If banks were airlines:
Ever since the scary turbulence of the Great Financial Crisis it has been instructive and illuminating to compare the travails of the financial industry with the state of other industries, especially those more down to earth, also known as real world industries.
The automotive industry was particularly handy for good analogies: Almost all of us have first-hand experience with the successes and failures of risk management when it concerns cars and driving. We are active risk managers when we drive ourselves. We sit on the receiving end when driven around by somebody else. While we drive, we experience, interact and our lives depend on a highly complex piece of engineering - the automobile. Yet cars are designed, constructed and sold for profit by fallible humans, with all the usual conflicts of interest and associated caveats. Hence a comparison of bank risk management with the risk management of the automotive industry would be quite informative.
Alas, recent automotive scandals have tarnished the reputation of the automotive industry for taking good care of its clients and its broader stakeholder base
So this post will not use automotive analogies. Fortunately there are some other real world industries that can still be used as best practice risk management examples (Let us hope they stay shinning examples for a long time to come).
These annoyingly good performers somehow manage to juggle multiple objectives (including profit), enormous product complexity and the containment of very substantial risks. So apparently it can be done.. In this installment we will take a very casual look at how the airline industry manages risk. But we will do it in an rather inverted manner. Instead of probing how they actually do things, we will focus on what they are not doing!
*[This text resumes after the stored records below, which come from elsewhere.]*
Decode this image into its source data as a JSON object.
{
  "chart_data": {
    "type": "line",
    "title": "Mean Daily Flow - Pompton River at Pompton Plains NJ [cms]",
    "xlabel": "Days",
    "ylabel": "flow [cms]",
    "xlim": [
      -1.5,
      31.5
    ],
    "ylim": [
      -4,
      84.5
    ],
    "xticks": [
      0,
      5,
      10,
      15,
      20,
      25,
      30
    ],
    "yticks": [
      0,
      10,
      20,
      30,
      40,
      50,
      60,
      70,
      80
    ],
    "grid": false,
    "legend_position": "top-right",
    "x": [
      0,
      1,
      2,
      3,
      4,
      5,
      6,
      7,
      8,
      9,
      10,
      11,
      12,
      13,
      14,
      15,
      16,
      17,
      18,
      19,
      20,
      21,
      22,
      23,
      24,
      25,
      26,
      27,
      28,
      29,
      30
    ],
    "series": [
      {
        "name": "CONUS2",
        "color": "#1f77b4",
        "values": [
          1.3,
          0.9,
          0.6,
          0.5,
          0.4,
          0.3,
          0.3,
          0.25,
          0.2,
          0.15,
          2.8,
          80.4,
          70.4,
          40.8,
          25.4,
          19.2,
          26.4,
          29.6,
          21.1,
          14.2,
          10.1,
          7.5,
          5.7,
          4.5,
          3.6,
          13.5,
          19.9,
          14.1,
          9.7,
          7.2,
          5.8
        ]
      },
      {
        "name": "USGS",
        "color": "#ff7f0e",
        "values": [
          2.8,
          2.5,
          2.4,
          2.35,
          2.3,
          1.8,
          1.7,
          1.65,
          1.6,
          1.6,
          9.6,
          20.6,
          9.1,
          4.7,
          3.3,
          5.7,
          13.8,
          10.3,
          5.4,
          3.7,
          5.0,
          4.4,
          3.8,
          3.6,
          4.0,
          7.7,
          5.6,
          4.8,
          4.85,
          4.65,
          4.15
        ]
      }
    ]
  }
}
Here we go:
If banks were airlines then
- Pilots would escape airplane accidents by ejecting and parachuting while passengers would perish (senior bank management not having skin in the game)
- Pilots would brag about their near escapes and sailing close to the wind (cowboy risk culture among banking executives)
- After accidents due to pilot errors, the cost of restoring the airline’s financial and reputation loss would be borne by the general public (banking bailouts after crises)
- Safety instructions would be in small print, require a law degree to understand and would be flashed briefly just before the in-flight entertainment begins (difficult to understand financial products and risks)
- Passengers would be expected to guess whether an airline is managed to a good safety standard (limited disclosure of complicated risks)
- It would be understood that when trip costs are lower passengers knowingly accept higher probabilities of untimely death (savings rates linked to bank risk profile)
- Passengers would be packaged into containers and transfered - just before takeoff - to an airline different from the one they agreed to (originate to distribute model of banking)
- Planes would be built and flown without much understanding of aerodynamics (limited and superficial understanding of banking system risks)
- Flight manuals would be written by MBA’s, not engineers (treating banking as any other consumer business)
- Fuel would be systematically skimped-on to enhance profit, resulting to frequent accidents (pressure for as little as possible bank risk capital)
- New wings would be mounted on old planes to prolong useful life (innovation with new products without extensive sandbox testing)
- Planes of different types would be glued on top of each other - to be attractive to all passengers (complicated business models)
- Would have no fixed flight paths. Falling planes would cause much collateral damage on the ground (conglomerate banks creating contagion risk)
Air traffic controllers
- Pilots would continuously complain that the biggest risk to airplane safety are the air-traffic controllers (industry push-back against stronger regulation)
- Air traffic controllers would rely entirely on pilot reporting for assessing plane location and height (light-touch, non-intrusive regulation)
- Countries would allow lower safety standards to help their airlines offer lower ticket prices (regulatory wars and light-touch regulation)
- Countries would subsidize their flag carriers no matter how poorly managed, to preserve pilot positions and national pride (wait, scratch this, some countries actually do that with their airlines!)
The verdict is clear. Bank risk management can be done better! The wonderful flight to an efficient, safe, high tech banking system has begun and open risk management is at the core of it!